The Matter Radius of 132Sn and the CREX-PREX Dilemma

TL;DR

This paper discusses the measurement of the matter radius of 132Sn and its implications for understanding the nuclear symmetry energy, highlighting the need for further independent confirmation of existing experimental results.

Contribution

It introduces a new measurement of 132Sn's matter radius and demonstrates that certain models can reconcile this with charge radii, informing the symmetry energy debate.

Findings

At least one model reproduces charge and matter radii of 132Sn.

The new measurement supports a relatively soft symmetry energy.

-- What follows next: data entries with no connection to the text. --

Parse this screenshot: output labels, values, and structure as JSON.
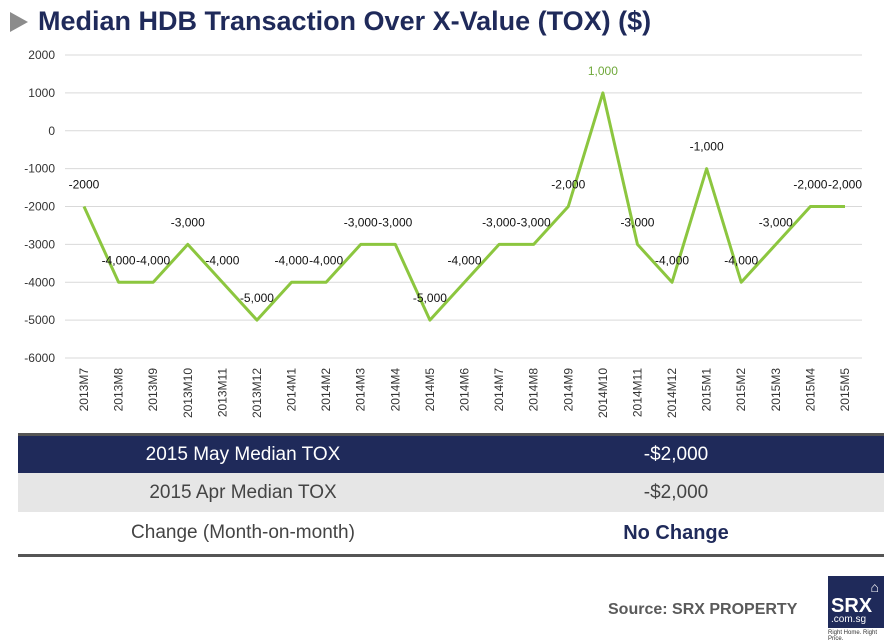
{
  "title": "Median HDB Transaction Over X-Value (TOX) ($)",
  "chart_data": {
    "type": "line",
    "title": "Median HDB Transaction Over X-Value (TOX) ($)",
    "categories": [
      "2013M7",
      "2013M8",
      "2013M9",
      "2013M10",
      "2013M11",
      "2013M12",
      "2014M1",
      "2014M2",
      "2014M3",
      "2014M4",
      "2014M5",
      "2014M6",
      "2014M7",
      "2014M8",
      "2014M9",
      "2014M10",
      "2014M11",
      "2014M12",
      "2015M1",
      "2015M2",
      "2015M3",
      "2015M4",
      "2015M5"
    ],
    "values": [
      -2000,
      -4000,
      -4000,
      -3000,
      -4000,
      -5000,
      -4000,
      -4000,
      -3000,
      -3000,
      -5000,
      -4000,
      -3000,
      -3000,
      -2000,
      1000,
      -3000,
      -4000,
      -1000,
      -4000,
      -3000,
      -2000,
      -2000
    ],
    "data_labels": [
      "-2000",
      "-4,000",
      "-4,000",
      "-3,000",
      "-4,000",
      "-5,000",
      "-4,000",
      "-4,000",
      "-3,000",
      "-3,000",
      "-5,000",
      "-4,000",
      "-3,000",
      "-3,000",
      "-2,000",
      "1,000",
      "-3,000",
      "-4,000",
      "-1,000",
      "-4,000",
      "-3,000",
      "-2,000",
      "-2,000"
    ],
    "yticks": [
      "2000",
      "1000",
      "0",
      "-1000",
      "-2000",
      "-3000",
      "-4000",
      "-5000",
      "-6000"
    ],
    "ylim": [
      -6000,
      2000
    ],
    "grid": true,
    "line_color": "#8cc63f",
    "highlight_label_color": "#6fa83a"
  },
  "table": {
    "rows": [
      {
        "label": "2015 May Median TOX",
        "value": "-$2,000"
      },
      {
        "label": "2015 Apr Median TOX",
        "value": "-$2,000"
      },
      {
        "label": "Change (Month-on-month)",
        "value": "No Change"
      }
    ]
  },
  "source": "Source:  SRX PROPERTY",
  "logo": {
    "name": "SRX",
    "domain": ".com.sg",
    "tagline": "Right Home. Right Price."
  }
}
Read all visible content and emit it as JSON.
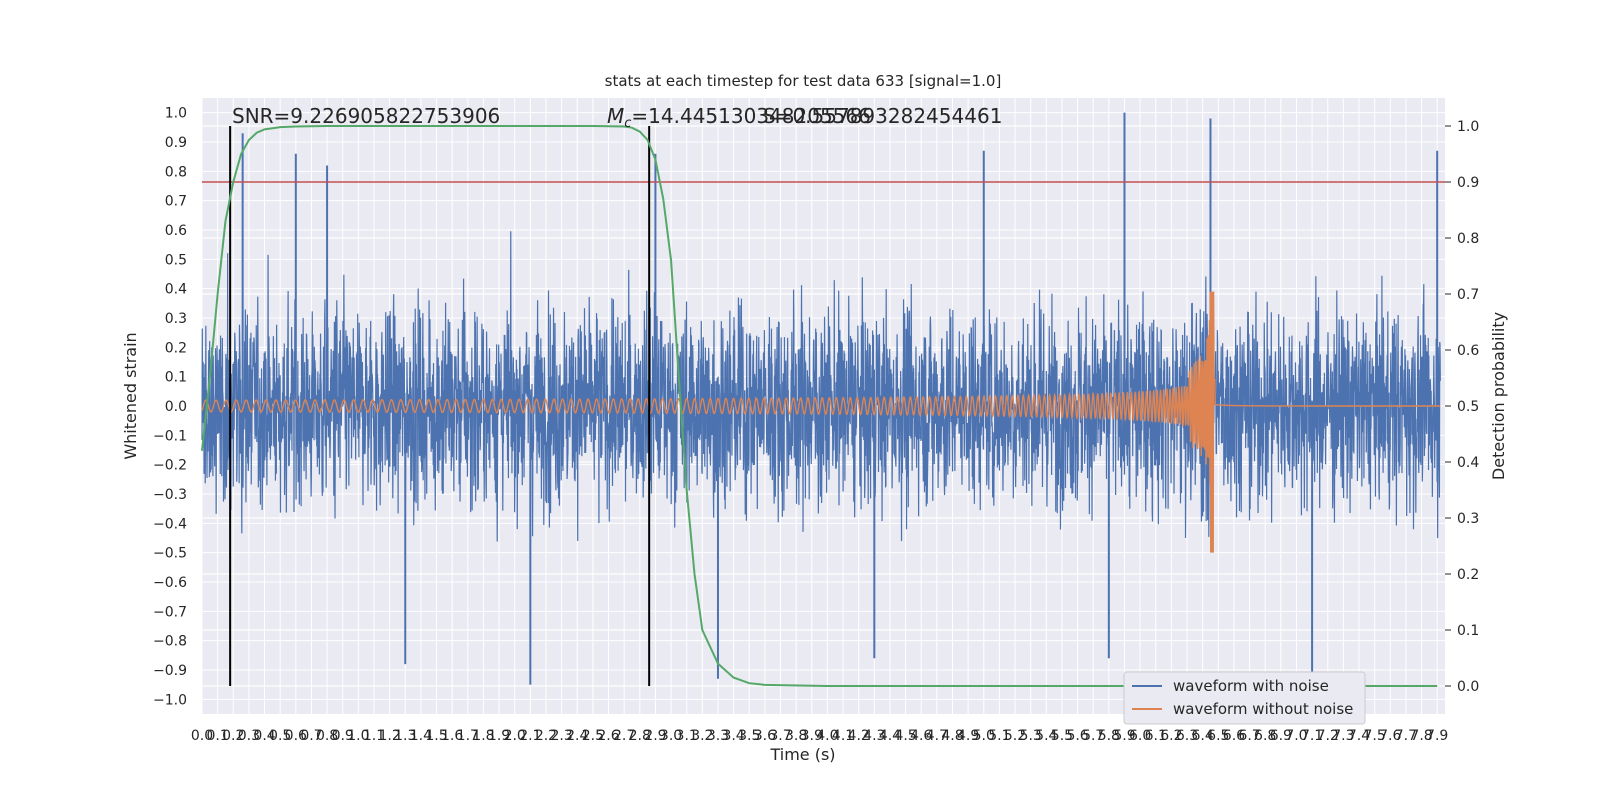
{
  "chart_data": {
    "type": "line",
    "title": "stats at each timestep for test data 633 [signal=1.0]",
    "xlabel": "Time (s)",
    "ylabel": "Whitened strain",
    "y2label": "Detection probability",
    "xlim": [
      0.0,
      7.95
    ],
    "ylim": [
      -1.05,
      1.05
    ],
    "y2lim": [
      -0.05,
      1.05
    ],
    "grid": true,
    "legend_position": "lower-right",
    "x_ticks": [
      "0.0",
      "0.1",
      "0.2",
      "0.3",
      "0.4",
      "0.5",
      "0.6",
      "0.7",
      "0.8",
      "0.9",
      "1.0",
      "1.1",
      "1.2",
      "1.3",
      "1.4",
      "1.5",
      "1.6",
      "1.7",
      "1.8",
      "1.9",
      "2.0",
      "2.1",
      "2.2",
      "2.3",
      "2.4",
      "2.5",
      "2.6",
      "2.7",
      "2.8",
      "2.9",
      "3.0",
      "3.1",
      "3.2",
      "3.3",
      "3.4",
      "3.5",
      "3.6",
      "3.7",
      "3.8",
      "3.9",
      "4.0",
      "4.1",
      "4.2",
      "4.3",
      "4.4",
      "4.5",
      "4.6",
      "4.7",
      "4.8",
      "4.9",
      "5.0",
      "5.1",
      "5.2",
      "5.3",
      "5.4",
      "5.5",
      "5.6",
      "5.7",
      "5.8",
      "5.9",
      "6.0",
      "6.1",
      "6.2",
      "6.3",
      "6.4",
      "6.5",
      "6.6",
      "6.7",
      "6.8",
      "6.9",
      "7.0",
      "7.1",
      "7.2",
      "7.3",
      "7.4",
      "7.5",
      "7.6",
      "7.7",
      "7.8",
      "7.9"
    ],
    "y_ticks": [
      "1.0",
      "0.9",
      "0.8",
      "0.7",
      "0.6",
      "0.5",
      "0.4",
      "0.3",
      "0.2",
      "0.1",
      "0.0",
      "−0.1",
      "−0.2",
      "−0.3",
      "−0.4",
      "−0.5",
      "−0.6",
      "−0.7",
      "−0.8",
      "−0.9",
      "−1.0"
    ],
    "y_tick_values": [
      1.0,
      0.9,
      0.8,
      0.7,
      0.6,
      0.5,
      0.4,
      0.3,
      0.2,
      0.1,
      0.0,
      -0.1,
      -0.2,
      -0.3,
      -0.4,
      -0.5,
      -0.6,
      -0.7,
      -0.8,
      -0.9,
      -1.0
    ],
    "y2_ticks": [
      "1.0",
      "0.9",
      "0.8",
      "0.7",
      "0.6",
      "0.5",
      "0.4",
      "0.3",
      "0.2",
      "0.1",
      "0.0"
    ],
    "y2_tick_values": [
      1.0,
      0.9,
      0.8,
      0.7,
      0.6,
      0.5,
      0.4,
      0.3,
      0.2,
      0.1,
      0.0
    ],
    "annotations": {
      "snr": "SNR=9.226905822753906",
      "mc_prefix": "M",
      "mc_subscript": "c",
      "mc_value": "=14.445130348205566",
      "overlap_text": "S=0.5578932824544",
      "overlap_suffix": "61"
    },
    "vertical_markers_x": [
      0.18,
      2.86
    ],
    "threshold_y2": 0.9,
    "series": [
      {
        "name": "waveform with noise",
        "color": "#4c72b0",
        "description_envelope": {
          "typical_amplitude": 0.42,
          "max_peaks": [
            [
              0.26,
              0.93
            ],
            [
              0.6,
              0.86
            ],
            [
              0.8,
              0.82
            ],
            [
              2.9,
              0.86
            ],
            [
              5.0,
              0.87
            ],
            [
              5.9,
              1.0
            ],
            [
              6.45,
              0.98
            ],
            [
              7.9,
              0.87
            ],
            [
              1.3,
              -0.88
            ],
            [
              2.1,
              -0.95
            ],
            [
              3.3,
              -0.93
            ],
            [
              4.3,
              -0.86
            ],
            [
              5.8,
              -0.86
            ],
            [
              7.1,
              -1.0
            ]
          ]
        }
      },
      {
        "name": "waveform without noise",
        "color": "#dd8452",
        "chirp": {
          "start": 0.0,
          "merger_time": 6.46,
          "initial_amplitude": 0.02,
          "merger_peak": 0.39,
          "merger_trough": -0.5
        }
      },
      {
        "name": "detection probability",
        "color": "#55a868",
        "axis": "right",
        "x": [
          0.0,
          0.05,
          0.1,
          0.15,
          0.2,
          0.25,
          0.3,
          0.35,
          0.4,
          0.5,
          0.6,
          0.8,
          1.0,
          2.0,
          2.5,
          2.7,
          2.75,
          2.8,
          2.85,
          2.9,
          2.95,
          3.0,
          3.05,
          3.1,
          3.15,
          3.2,
          3.3,
          3.4,
          3.5,
          3.6,
          4.0,
          5.0,
          6.0,
          7.0,
          7.9
        ],
        "values": [
          0.42,
          0.55,
          0.7,
          0.83,
          0.9,
          0.95,
          0.975,
          0.988,
          0.994,
          0.998,
          0.999,
          1.0,
          1.0,
          1.0,
          1.0,
          0.999,
          0.997,
          0.99,
          0.975,
          0.94,
          0.87,
          0.76,
          0.55,
          0.35,
          0.2,
          0.1,
          0.04,
          0.015,
          0.005,
          0.002,
          0.0,
          0.0,
          0.0,
          0.0,
          0.0
        ]
      }
    ]
  }
}
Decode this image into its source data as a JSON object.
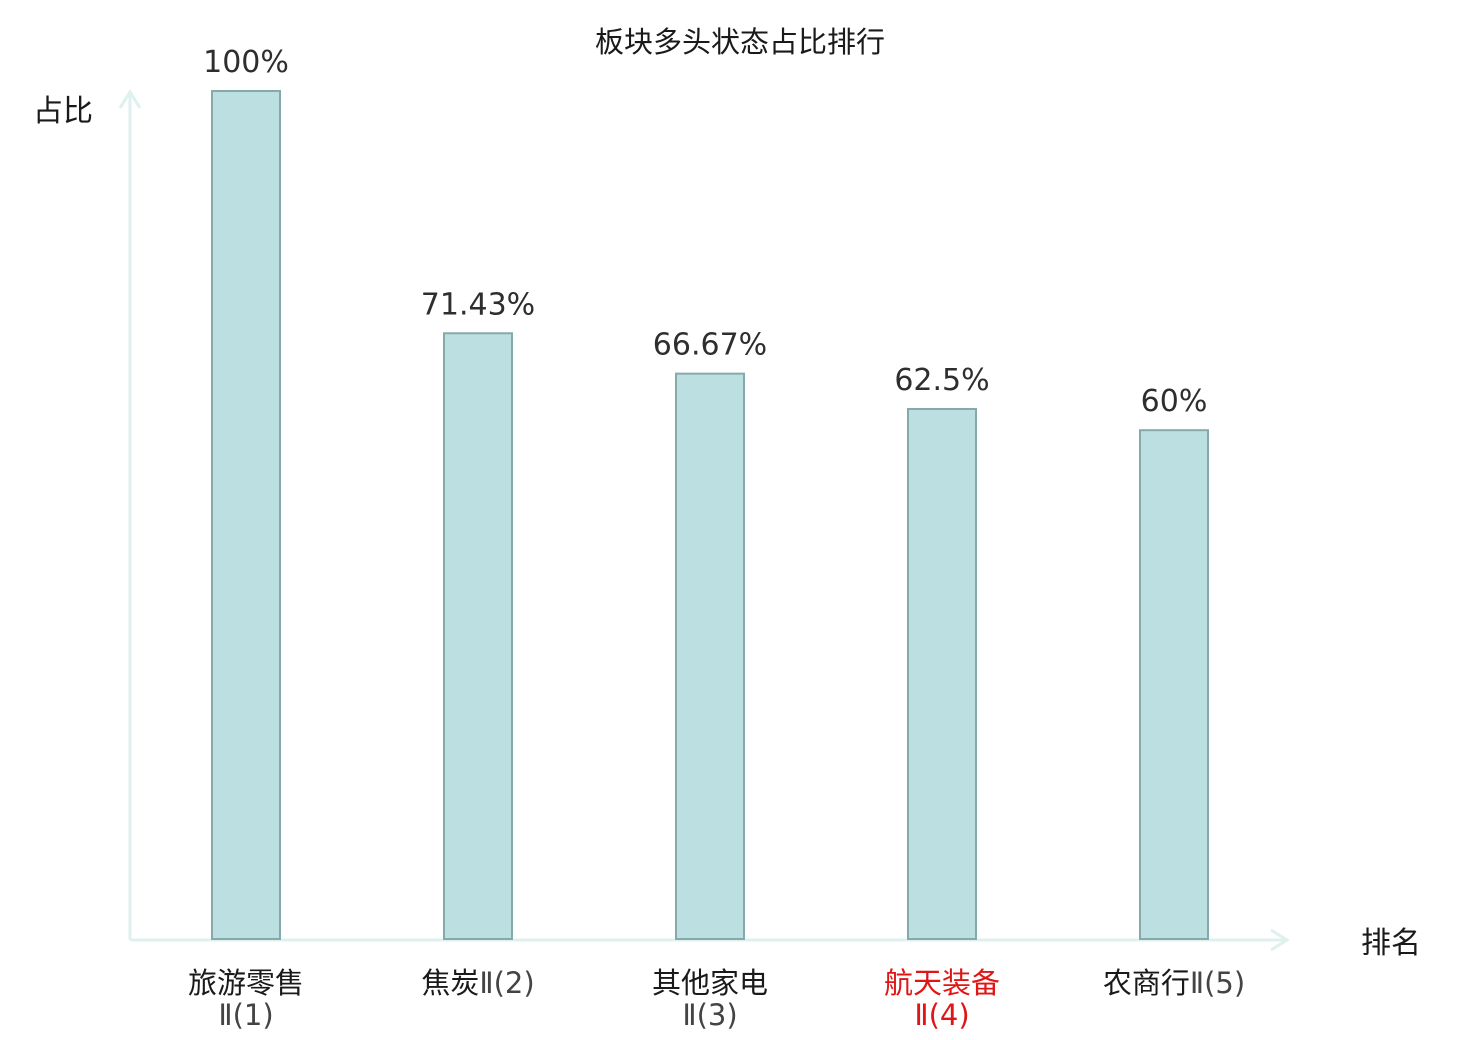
{
  "chart_data": {
    "type": "bar",
    "title": "板块多头状态占比排行",
    "xlabel": "排名",
    "ylabel": "占比",
    "ylim": [
      0,
      100
    ],
    "grid": false,
    "categories": [
      "旅游零售Ⅱ(1)",
      "焦炭Ⅱ(2)",
      "其他家电Ⅱ(3)",
      "航天装备Ⅱ(4)",
      "农商行Ⅱ(5)"
    ],
    "category_names": [
      "旅游零售",
      "焦炭",
      "其他家电",
      "航天装备",
      "农商行"
    ],
    "category_suffixes": [
      "Ⅱ(1)",
      "Ⅱ(2)",
      "Ⅱ(3)",
      "Ⅱ(4)",
      "Ⅱ(5)"
    ],
    "values": [
      100,
      71.43,
      66.67,
      62.5,
      60
    ],
    "value_labels": [
      "100%",
      "71.43%",
      "66.67%",
      "62.5%",
      "60%"
    ],
    "highlight_index": 3,
    "colors": {
      "bar_fill": "#bce0e1",
      "bar_stroke": "#86a9a9",
      "axis": "#dff1ee",
      "highlight_text": "#e01515",
      "text": "#1a1a1a"
    }
  }
}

Highlights the importance of independent confirmation of PREX results.

Abstract

The density dependence of the nuclear symmetry energy remains a central open problem in nuclear physics. Parity violating electron scattering experiments have provided largely model-independent determinations of the neutron skin thickness of both 48Ca and 208Pb, whose consistent theoretical interpretation remains challenging. A new measurement of the matter radius of the unstable, doubly magic nucleus 132Sn provides an important additional constraint. Using a representative set of covariant energy density functionals spanning a wide range of isovector properties, we show that at least one of these models can simultaneously reproduce the charge and matter radii of132Sn. When interpreted together with the PREX and CREX results, the new measurement--much like CREX--favors a relatively soft symmetry energy. These findings underscore the need for an independent confirmation of the PREX result, such as the anticipated MREX campaign at the MESA facility.